Ce message s’étend au-delà de son propre écosystème. Venom exhorte les entreprises clientes, les institutions financières, les agences gouvernementales et les autres protocoles de blockchain de couche 1 à effectuer leurs propres évaluations post-quantiques. Il indique que la première étape, et la plus pratique, consiste à créer une nomenclature cryptographique, ou CBOM, pour inventorier tous les systèmes qui dépendent d'algorithmes tels que RSA, ECC et Diffie-Hellman, qui devraient être vulnérables dans un monde post-quantique.

L’argument plus large de Venom est que l’industrie a évolué trop lentement parce que le problème n’est pas encore devenu suffisamment urgent pour la plupart des équipes. Aucune exigence réglementaire spécifique à la blockchain n'impose une action immédiate, les migrations sur les réseaux en direct sont difficiles et nécessitent souvent une coordination entre les validateurs, et l'expertise approfondie en PQC reste limitée. Dans cet environnement, dit Venom, de nombreux projets considèrent encore le risque quantique comme un problème pour l’avenir plutôt que comme un problème de sécurité déjà en train de prendre forme.

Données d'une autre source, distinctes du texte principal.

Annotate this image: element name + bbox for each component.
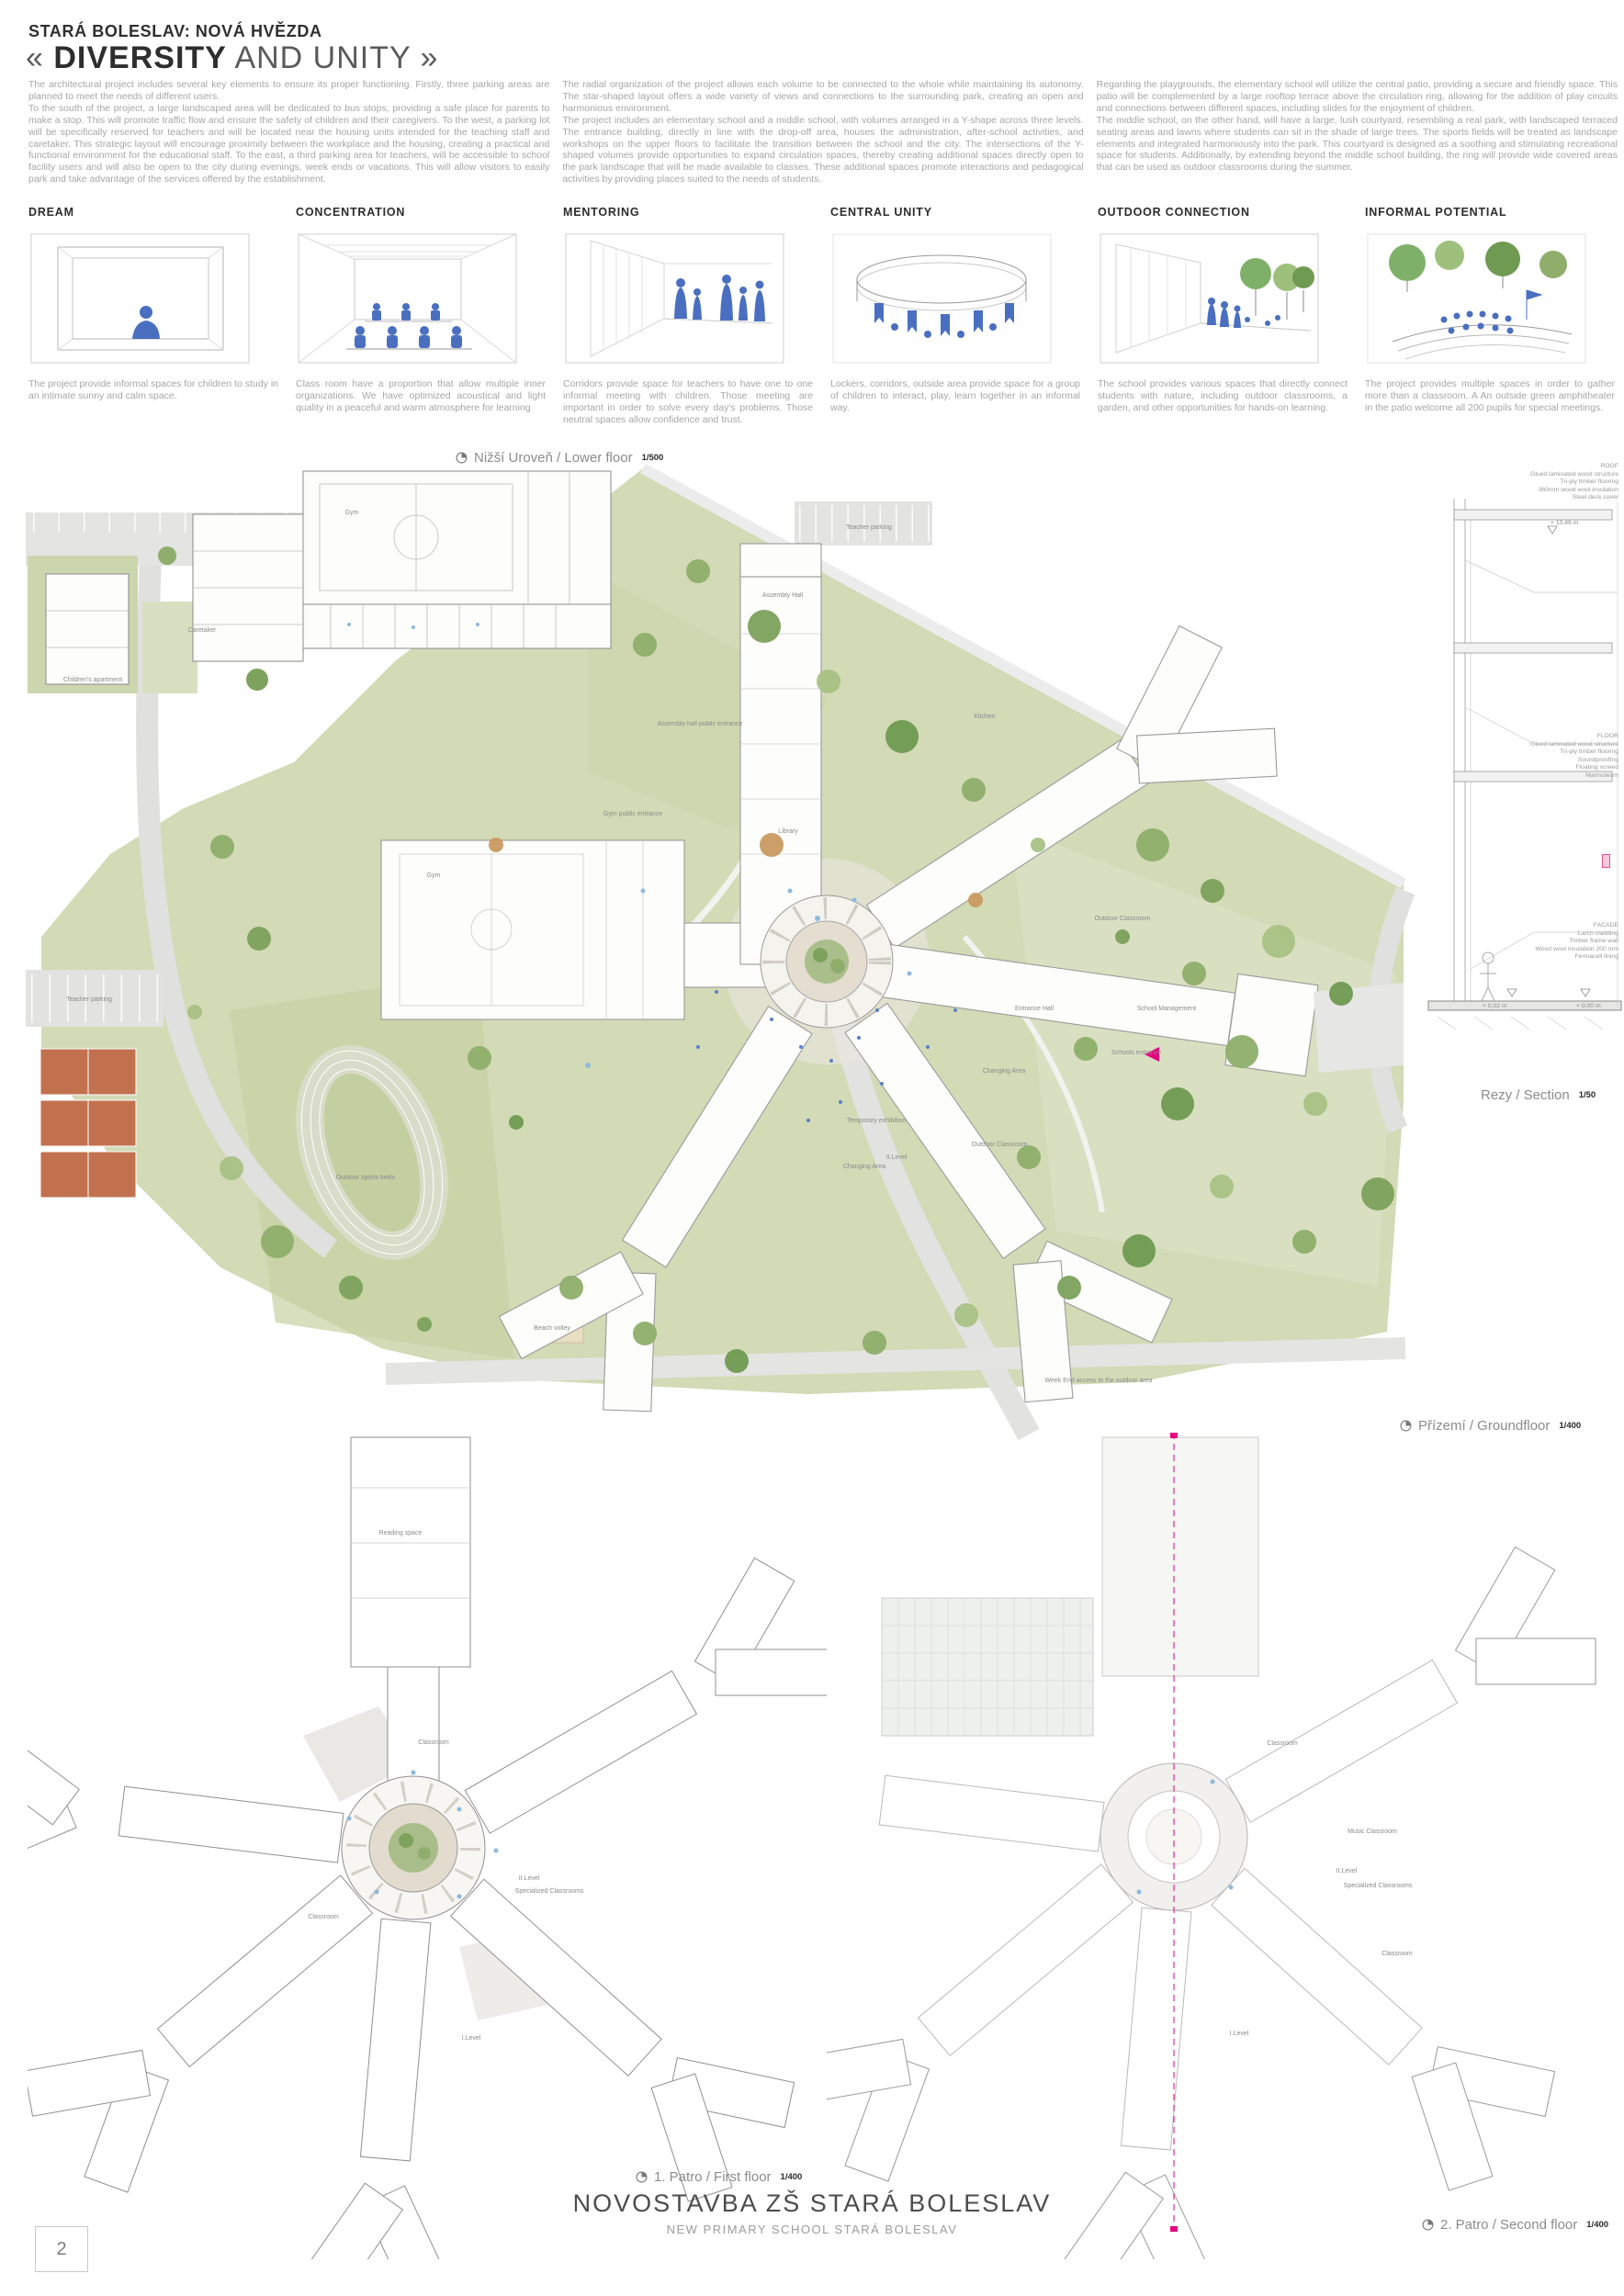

La société estime que cette opinion ne tiendra pas longtemps. Tsu a déclaré que la vérification de la résistance quantique est susceptible de devenir une exigence standard dans les marchés publics des entreprises et des gouvernements au cours des prochaines années, faisant d'une préparation précoce un avantage concurrentiel ainsi qu'une nécessité de sécurité. Pour l’instant, le message de l’entreprise est clair : l’industrie ne doit pas attendre l’arrivée de l’informatique quantique pour la traiter comme un véritable enjeu de sécurité.

Fondée à Abu Dhabi, Venom Foundation se décrit comme une société d'infrastructure fintech et blockchain axée sur des systèmes hautes performances, sécurisés et conformes à la réglementation. Le réseau revendique un débit allant jusqu'à 150 000 transactions par seconde, des frais minimes et une disponibilité de 99,99 %, avec la prise en charge des applications DeFi, NFT, de jeux et d'entreprise.